Larger financial institutions such as Fidelity and Charles Schwab (NYSE: SCHW) are gradually waking up to the concept of cryptocurrencies. As a direct result of this, these institutions are gradually offering cryptocurrency exchange-traded funds (ETFs).
According to the most recent numbers from the global wealth managers’ survey conducted by GlobalData and released on October 13, high-net-worth individuals (also known as HNW investors) continue to have an interest in investing directly in the asset class.
The Senior Wealth Management Analyst at GlobalData, Sergel Woldemichael, said that: “Because of cryptocurrency’s high level of volatility, the results of the 2022 Global Wealth Managers Survey indicated that the average portfolio of high-net-worth individuals throughout the world held only 1.4% in crypto assets. Even though it is anticipated that demand will increase in the next years, investors are hesitant to allow cryptocurrencies to constitute a significant portion of their portfolio.

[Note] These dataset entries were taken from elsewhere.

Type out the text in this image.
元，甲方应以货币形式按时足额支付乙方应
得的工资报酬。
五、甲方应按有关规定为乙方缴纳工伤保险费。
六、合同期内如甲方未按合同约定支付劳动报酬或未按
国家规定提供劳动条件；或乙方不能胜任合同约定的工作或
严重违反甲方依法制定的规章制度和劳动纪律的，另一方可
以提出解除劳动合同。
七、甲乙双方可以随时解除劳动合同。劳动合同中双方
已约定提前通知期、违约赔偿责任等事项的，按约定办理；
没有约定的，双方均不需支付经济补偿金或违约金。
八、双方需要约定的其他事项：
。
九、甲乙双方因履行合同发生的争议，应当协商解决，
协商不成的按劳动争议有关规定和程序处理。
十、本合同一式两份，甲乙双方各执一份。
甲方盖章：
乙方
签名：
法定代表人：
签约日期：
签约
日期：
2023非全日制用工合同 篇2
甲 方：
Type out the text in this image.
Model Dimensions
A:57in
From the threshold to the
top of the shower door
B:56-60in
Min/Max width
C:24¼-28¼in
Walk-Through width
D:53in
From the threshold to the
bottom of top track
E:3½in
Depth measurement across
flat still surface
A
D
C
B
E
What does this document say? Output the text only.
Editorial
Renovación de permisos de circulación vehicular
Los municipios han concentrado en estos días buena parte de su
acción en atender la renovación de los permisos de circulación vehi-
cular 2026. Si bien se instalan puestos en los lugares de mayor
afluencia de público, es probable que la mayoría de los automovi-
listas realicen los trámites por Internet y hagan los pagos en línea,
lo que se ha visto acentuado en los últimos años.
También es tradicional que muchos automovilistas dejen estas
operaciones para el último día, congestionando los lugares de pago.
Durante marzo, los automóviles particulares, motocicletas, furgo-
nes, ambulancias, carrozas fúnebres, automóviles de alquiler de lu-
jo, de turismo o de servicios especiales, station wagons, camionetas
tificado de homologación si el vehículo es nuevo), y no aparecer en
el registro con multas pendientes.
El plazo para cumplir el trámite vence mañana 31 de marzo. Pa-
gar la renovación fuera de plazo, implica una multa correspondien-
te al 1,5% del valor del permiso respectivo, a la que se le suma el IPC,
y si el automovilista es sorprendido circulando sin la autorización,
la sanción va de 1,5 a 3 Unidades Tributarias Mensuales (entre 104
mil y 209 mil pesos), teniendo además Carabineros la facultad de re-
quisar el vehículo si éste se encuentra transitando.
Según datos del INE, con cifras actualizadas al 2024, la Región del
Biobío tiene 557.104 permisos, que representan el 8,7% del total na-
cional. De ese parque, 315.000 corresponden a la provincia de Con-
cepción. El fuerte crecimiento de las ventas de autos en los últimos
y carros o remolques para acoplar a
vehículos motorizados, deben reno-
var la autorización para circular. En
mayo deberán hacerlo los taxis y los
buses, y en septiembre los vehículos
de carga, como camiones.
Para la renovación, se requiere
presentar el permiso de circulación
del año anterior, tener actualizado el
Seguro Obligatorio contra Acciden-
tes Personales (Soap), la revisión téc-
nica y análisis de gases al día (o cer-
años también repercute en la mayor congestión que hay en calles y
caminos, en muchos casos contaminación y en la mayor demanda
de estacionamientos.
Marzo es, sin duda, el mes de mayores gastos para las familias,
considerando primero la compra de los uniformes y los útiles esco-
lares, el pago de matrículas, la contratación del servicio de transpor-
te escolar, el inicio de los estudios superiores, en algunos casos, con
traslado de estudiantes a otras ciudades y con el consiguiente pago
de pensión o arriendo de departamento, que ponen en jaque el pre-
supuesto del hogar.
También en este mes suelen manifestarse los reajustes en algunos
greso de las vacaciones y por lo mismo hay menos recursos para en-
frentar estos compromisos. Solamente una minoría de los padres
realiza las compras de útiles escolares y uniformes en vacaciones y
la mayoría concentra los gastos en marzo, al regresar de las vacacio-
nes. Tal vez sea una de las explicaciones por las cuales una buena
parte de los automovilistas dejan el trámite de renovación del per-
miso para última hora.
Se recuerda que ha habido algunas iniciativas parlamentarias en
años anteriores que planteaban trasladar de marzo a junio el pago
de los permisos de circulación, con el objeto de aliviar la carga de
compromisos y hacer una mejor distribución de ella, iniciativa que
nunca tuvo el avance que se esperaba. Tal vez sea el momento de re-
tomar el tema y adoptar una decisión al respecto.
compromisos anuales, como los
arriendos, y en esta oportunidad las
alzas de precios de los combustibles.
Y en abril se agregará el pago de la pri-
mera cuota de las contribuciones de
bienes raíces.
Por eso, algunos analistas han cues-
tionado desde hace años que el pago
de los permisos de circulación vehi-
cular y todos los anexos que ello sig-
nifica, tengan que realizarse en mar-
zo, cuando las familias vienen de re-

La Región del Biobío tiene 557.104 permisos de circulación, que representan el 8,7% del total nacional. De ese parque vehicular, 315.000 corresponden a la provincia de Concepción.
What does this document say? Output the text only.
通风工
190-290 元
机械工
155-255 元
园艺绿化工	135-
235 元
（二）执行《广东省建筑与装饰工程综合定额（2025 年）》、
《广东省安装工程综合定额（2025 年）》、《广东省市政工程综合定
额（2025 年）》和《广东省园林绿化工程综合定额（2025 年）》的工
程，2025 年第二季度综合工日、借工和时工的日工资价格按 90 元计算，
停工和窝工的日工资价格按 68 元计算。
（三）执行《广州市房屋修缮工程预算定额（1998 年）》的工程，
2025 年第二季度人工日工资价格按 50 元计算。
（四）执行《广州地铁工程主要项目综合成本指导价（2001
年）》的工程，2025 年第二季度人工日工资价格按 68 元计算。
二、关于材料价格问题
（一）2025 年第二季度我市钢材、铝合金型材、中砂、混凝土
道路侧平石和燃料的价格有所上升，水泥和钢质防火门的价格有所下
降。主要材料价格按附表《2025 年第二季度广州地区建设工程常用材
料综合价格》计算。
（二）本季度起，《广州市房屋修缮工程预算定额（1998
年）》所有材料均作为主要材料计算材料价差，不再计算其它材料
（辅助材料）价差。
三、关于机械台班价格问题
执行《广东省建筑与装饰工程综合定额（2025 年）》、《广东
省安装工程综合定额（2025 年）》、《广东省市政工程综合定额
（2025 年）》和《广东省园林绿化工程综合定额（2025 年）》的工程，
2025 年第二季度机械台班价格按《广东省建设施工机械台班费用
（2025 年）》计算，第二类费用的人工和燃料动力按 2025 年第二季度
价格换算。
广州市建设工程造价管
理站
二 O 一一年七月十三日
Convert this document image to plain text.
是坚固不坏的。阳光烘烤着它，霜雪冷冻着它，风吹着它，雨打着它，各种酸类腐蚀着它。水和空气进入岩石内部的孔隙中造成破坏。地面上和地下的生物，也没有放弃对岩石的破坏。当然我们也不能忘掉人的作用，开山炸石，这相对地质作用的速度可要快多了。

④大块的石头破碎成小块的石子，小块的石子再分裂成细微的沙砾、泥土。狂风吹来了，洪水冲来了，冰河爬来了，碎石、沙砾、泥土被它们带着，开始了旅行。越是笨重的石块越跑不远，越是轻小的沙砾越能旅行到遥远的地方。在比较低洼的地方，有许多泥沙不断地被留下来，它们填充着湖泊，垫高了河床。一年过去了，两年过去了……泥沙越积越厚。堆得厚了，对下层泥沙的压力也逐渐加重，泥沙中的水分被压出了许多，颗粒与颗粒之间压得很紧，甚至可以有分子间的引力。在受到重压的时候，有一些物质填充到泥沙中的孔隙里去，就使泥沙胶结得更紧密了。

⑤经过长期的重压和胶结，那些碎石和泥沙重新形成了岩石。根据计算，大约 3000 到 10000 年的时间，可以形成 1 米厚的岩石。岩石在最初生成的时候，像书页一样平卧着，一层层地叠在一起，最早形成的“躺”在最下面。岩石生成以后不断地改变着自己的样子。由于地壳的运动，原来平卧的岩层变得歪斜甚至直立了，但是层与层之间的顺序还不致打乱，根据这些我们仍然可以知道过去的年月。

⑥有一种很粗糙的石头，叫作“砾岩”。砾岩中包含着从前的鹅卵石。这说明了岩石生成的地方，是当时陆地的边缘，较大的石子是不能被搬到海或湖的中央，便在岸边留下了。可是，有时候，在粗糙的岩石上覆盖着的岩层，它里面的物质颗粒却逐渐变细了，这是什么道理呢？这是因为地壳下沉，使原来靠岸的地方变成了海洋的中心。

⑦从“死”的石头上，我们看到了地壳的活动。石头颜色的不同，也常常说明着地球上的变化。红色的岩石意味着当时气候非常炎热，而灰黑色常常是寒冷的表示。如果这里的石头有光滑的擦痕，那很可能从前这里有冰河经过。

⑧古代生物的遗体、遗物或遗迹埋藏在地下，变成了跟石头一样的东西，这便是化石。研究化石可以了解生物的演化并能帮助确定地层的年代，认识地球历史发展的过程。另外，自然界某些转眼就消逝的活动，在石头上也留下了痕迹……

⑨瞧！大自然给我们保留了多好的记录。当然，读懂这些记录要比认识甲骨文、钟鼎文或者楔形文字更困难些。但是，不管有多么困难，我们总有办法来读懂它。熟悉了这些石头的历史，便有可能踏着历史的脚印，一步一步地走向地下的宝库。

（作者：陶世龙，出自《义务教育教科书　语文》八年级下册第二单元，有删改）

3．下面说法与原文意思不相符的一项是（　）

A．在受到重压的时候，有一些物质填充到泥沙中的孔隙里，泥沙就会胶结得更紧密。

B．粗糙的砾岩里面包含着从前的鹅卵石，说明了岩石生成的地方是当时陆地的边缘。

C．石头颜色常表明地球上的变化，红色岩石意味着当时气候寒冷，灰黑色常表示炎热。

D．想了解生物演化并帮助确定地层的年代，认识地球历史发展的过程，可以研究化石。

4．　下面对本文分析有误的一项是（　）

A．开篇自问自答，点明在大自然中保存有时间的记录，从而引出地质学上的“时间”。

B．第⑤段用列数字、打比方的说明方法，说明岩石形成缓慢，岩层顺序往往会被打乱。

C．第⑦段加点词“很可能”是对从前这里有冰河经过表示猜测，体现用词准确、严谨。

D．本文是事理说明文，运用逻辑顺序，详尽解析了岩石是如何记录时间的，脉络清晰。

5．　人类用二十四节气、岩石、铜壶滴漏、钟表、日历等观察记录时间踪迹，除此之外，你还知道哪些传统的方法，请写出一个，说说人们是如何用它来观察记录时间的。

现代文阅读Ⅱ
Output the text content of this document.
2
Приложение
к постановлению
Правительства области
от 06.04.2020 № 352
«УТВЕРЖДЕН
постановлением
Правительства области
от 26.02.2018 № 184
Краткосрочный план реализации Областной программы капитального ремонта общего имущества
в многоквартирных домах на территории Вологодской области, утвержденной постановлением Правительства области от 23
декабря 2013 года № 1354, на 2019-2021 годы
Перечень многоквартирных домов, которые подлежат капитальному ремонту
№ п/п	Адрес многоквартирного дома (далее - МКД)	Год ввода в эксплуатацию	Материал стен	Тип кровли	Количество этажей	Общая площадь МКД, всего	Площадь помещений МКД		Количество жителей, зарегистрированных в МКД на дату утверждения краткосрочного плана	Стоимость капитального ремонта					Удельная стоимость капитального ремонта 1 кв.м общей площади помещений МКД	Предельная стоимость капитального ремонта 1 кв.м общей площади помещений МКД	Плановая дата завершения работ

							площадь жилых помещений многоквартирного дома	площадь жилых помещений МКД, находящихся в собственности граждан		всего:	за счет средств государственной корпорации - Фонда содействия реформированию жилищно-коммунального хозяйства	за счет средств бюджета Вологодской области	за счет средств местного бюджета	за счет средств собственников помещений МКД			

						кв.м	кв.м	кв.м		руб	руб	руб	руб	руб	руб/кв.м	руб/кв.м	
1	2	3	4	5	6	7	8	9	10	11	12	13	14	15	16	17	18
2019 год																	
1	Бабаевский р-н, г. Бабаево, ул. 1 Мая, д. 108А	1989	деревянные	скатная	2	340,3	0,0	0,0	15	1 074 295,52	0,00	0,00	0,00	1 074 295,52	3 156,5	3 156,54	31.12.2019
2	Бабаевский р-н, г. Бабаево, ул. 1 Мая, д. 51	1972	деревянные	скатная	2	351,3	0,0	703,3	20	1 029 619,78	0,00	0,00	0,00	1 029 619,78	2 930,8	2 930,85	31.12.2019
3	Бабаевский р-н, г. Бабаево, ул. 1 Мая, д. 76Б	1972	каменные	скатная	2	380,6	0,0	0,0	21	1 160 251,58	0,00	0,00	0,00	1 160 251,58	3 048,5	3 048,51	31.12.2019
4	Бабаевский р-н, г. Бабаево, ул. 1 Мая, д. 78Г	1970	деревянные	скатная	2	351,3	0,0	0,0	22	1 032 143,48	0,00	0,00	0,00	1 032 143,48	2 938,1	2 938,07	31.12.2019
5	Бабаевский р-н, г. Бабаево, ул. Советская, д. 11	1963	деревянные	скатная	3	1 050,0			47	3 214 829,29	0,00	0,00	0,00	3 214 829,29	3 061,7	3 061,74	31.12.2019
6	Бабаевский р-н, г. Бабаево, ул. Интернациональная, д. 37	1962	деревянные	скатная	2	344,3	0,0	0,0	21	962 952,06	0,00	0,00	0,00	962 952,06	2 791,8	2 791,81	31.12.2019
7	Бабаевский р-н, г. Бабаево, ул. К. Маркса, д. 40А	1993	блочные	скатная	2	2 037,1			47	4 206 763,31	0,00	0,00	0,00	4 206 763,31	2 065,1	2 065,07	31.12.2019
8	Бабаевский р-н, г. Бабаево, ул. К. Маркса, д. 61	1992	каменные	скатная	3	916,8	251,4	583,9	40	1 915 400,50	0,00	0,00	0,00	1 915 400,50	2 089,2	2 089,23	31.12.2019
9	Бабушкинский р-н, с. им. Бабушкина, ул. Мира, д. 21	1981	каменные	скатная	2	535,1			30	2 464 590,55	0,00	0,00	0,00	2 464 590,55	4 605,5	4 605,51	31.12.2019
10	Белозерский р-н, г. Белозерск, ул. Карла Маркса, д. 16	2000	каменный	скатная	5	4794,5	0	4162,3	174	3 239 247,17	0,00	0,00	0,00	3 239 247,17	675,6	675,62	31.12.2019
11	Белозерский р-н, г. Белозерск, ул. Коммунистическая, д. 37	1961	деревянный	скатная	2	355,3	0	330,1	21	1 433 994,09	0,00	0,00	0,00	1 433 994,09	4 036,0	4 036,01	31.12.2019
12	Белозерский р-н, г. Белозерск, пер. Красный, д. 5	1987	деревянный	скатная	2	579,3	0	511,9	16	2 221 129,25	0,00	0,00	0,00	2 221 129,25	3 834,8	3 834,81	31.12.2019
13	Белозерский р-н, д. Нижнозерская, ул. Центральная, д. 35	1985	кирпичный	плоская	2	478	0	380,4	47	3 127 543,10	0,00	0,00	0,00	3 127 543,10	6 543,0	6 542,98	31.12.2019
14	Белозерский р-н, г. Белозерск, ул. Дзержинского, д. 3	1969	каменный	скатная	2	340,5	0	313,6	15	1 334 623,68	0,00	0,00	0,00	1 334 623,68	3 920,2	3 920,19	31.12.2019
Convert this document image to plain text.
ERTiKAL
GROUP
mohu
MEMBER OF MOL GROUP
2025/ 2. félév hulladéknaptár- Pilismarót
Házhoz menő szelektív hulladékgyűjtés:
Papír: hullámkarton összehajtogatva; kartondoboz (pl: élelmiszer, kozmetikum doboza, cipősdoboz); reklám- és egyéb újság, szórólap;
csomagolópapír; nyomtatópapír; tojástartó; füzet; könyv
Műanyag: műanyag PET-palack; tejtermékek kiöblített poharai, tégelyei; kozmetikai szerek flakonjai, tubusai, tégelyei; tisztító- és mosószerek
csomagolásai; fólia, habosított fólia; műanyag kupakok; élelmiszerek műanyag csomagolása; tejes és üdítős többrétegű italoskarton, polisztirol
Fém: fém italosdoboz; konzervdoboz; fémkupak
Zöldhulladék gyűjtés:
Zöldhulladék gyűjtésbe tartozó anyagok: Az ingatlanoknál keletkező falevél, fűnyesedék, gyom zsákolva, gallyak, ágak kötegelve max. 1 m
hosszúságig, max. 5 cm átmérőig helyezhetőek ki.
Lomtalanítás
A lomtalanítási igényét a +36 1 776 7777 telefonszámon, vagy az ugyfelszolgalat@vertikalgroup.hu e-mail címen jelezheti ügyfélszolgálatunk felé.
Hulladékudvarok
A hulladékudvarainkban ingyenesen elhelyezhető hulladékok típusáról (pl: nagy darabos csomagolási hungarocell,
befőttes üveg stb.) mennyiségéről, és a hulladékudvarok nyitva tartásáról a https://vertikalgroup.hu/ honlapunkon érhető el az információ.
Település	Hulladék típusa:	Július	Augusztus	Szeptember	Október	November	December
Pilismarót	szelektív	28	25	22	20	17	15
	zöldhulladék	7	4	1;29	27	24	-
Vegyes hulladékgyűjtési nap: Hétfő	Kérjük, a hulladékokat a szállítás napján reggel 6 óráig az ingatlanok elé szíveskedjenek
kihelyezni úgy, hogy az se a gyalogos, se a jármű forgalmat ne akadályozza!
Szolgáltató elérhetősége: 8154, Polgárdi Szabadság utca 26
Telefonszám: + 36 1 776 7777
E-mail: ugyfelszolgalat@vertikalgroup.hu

Currently, there are around 21,000 different cryptocurrencies available on the market; as a result, investors have a vast selection of assets from which to pick. The risk associated with direct investments is on par with that of other types of securities while being significantly higher (and thus the most reward).
As a result of this, companies that are already well-established as well as those that are in the process of establishing themselves are now providing consumer security in the form of cryptocurrency funds or ETFs such as Bitcoin ETFs. ETFs also give an extra degree of safety for investors, reducing the likelihood that their accounts will be hacked or that they would lose their assets because they forgot their passwords. Investors can purchase ETFs through a broker or through an exchange-traded fund (ETF).
Woldemichael added:
“Players that are just concentrating on cryptocurrency exchange-traded funds (ETFs) are missing out on a big portion of high-net-worth cryptocurrency investors who want to invest directly. The possibility of higher returns is what attracts investors to the asset class; because it only accounts for a small fraction of their portfolio, they are content to incur the highest amount of risk.
The demand from customers has forced the hands of large companies, despite the fact that some financial managers continue to have doubts about bitcoin and its potential future applications. According to Woldemichael, it is essential for companies that want to keep as much of their customers’ capital as possible to offer both a direct path into investing in cryptocurrencies and an option to invest via a fund. This is because direct investment in cryptocurrencies is riskier than an indirect investment through funds.